Many Worcester readers may assume that property division in a divorce can be resolved through a 50/50 split of assets and marital properties. But in Massachusetts, the assets and properties are divided through equitable distribution, wherein the marital property must be identified and valued. However, assets and properties are not the only things subject to division; debts incurred during the marriage are also included.
When it comes to debts, filing a divorce does not separate the obligation of both spouses to pay debts incurred jointly. In the case of joint accounts, creditors don’t care about how the division of assets and properties are settled. Accordingly, any debts in the names of both spouses can still be the financial obligation of both even after divorce. The failure of one former spouse to pay may hurt the credit scores of both parties. Credit scores are important for divorcing spouses in Massachusetts because they can impact each spouse’s post-divorce life.
Credit scores represent an individual’s credibility to pay when it comes to loans and other financial matters. Unfortunately, divorce can severely decrease a spouse’s credit score. Due to this, divorcing couples may need to discuss the issues that concern their credit, debts and divorce.

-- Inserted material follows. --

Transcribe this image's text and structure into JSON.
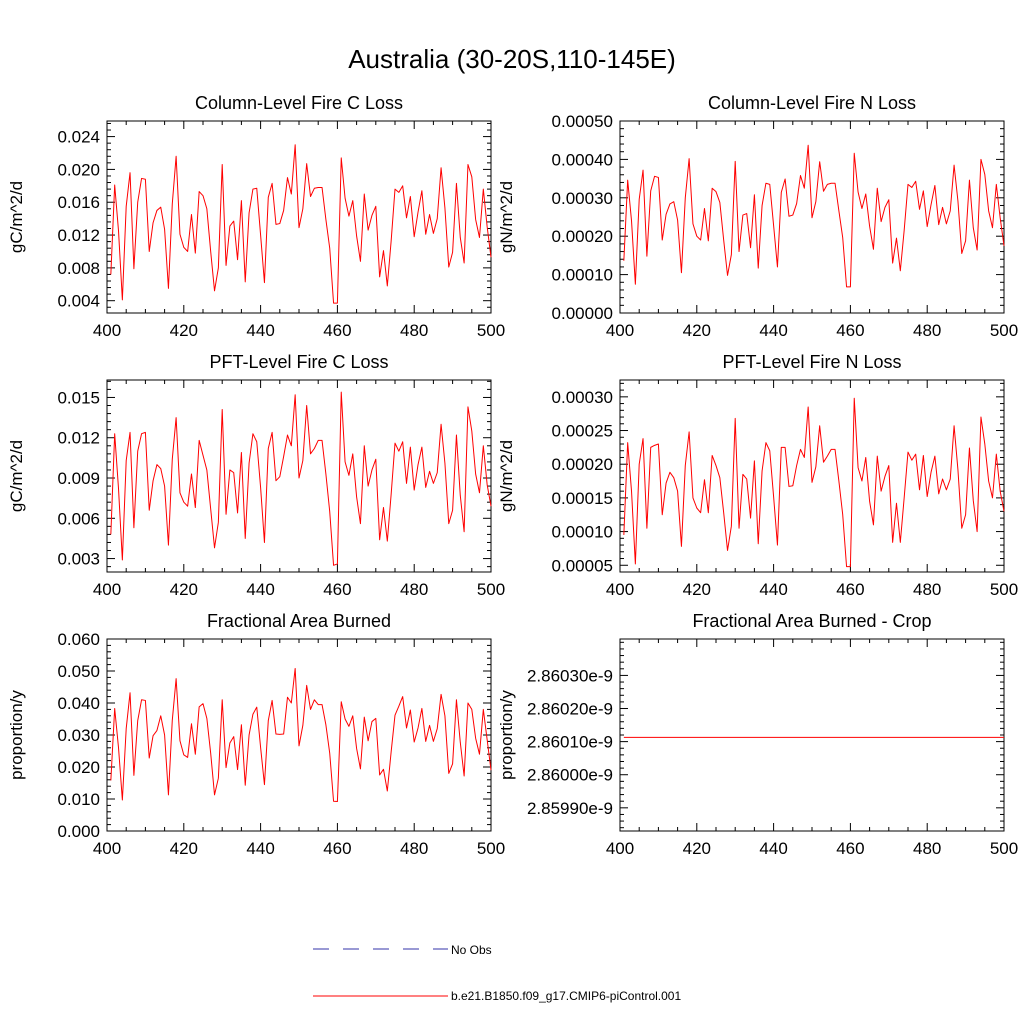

Divorcing couples may have to close accounts in both parties’ names before the divorce is finalized. If the account still has an outstanding balance, spouses may need to freeze the account to avoid additional charges and inform the creditors about the separation. In instances where both parties promised to pay the debts separately, one spouse may monitor the payments if possible. Doing so may inform the spouse if the other partner is falling behind on the payments. If that’s the case, and if the parties divorce decree provides for compensation, the other spouse may choose to pay the balance entirely just to protect their credit score and then seek reimbursement from the other partner.
Property division is one of the most important issues in ending a marriage because any wrong decision can have a severe impact on both parties financially. With this in mind, taking consideration of the debts obtained during the marriage may safeguard the credit scores and financial stability of the divorcing spouses.